In an attempt to put a positive spin on the PlayStation Vita‘s lackluster performance at retail, Sony has armed PlayStation’s Director of Product Planning and Platform Software Innovation Don Mesa (who must have one whopper of a business card) with several statistics about the struggling handheld. The most interesting bit of information in the stats is that a significant portion of Vita software sales occur digitally over the PlayStation Network.
“I know there’s been a lot of noise about Vita recently,” Mesa told IGN. “There were some negative impressions and so forth. One thing we haven’t had the opportunity to do is talk about how our Vita owners are feeling about the platform. It’s a good gut check for all of us, to know what’s happening now.”
The first bit of information that Mesa tossed out as an example as to how well the Vita is performing was that users “are embracing the PlayStation Store on the device and finding it very easy to download and get their games”. This ease of use, according to Mesa, has resulted in one third of all Vita software sales happening digitally.

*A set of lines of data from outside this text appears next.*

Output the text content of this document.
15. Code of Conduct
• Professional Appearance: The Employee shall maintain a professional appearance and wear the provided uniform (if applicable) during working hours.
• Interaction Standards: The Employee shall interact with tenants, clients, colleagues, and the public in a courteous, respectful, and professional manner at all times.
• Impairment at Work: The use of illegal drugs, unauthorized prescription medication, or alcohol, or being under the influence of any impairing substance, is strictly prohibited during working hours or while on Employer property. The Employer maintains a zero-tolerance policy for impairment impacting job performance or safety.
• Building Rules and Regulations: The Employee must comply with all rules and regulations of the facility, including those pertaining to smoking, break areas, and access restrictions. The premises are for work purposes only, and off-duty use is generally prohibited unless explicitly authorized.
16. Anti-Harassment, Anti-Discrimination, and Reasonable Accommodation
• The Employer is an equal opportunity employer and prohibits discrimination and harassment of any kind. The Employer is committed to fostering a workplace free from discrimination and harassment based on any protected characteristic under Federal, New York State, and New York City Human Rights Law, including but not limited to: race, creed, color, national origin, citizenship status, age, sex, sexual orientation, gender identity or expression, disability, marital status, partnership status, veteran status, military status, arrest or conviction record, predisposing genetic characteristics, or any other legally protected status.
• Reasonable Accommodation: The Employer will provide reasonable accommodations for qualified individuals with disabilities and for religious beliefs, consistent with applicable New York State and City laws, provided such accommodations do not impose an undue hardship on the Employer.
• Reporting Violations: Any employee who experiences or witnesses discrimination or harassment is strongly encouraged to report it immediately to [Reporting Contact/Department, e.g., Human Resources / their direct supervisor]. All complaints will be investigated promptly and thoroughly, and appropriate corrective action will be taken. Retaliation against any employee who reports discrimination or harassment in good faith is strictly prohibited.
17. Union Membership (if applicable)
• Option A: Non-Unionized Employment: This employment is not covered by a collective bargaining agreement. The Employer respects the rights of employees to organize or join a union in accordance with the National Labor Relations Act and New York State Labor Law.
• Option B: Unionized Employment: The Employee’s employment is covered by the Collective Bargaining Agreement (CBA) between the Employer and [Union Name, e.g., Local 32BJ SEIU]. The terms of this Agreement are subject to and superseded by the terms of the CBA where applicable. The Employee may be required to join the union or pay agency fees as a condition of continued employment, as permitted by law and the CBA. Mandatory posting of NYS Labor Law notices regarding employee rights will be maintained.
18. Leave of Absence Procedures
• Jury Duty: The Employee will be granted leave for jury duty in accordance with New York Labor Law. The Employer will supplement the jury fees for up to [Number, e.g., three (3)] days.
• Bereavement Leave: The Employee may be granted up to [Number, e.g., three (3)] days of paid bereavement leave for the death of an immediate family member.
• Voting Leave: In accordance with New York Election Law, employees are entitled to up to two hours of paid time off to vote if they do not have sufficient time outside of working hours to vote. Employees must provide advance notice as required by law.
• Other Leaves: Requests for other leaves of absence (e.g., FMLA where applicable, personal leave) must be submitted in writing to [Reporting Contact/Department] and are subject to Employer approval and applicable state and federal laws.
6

While one third of total software sales is nothing to simply write off, the number is not anywhere near as impressive as Sony is making it out to be. The company has not provided any hard sales numbers, but we do know that Vita software is not exactly making a big splash at retailers — which by their own admission account for two thirds of all software sales. NPD’s February sales data showed Sly Cooper: Thieves in Time as the highest selling Vita title at #9, and that feat included an unknown number of PS3 versions of the game. Additionally, in Japan Vita software rarely tracks more than a handful (if any) of titles in the top 20.
Basically, one third is an impressive percentage of a relatively small number of total video game sales.
By far, the best news that Mesa had for Vita owners was that Sony is planning for the release of over 100 games for the handheld this year. Many of those are upcoming indie games (like Hotline Miami and Lone Survivor), but there are also some unannounced first-party titles in the works.
Hopefully, Sony is able to keep their word on all the upcoming software, because that (along with price cuts) is the only thing that will turn the Vita around.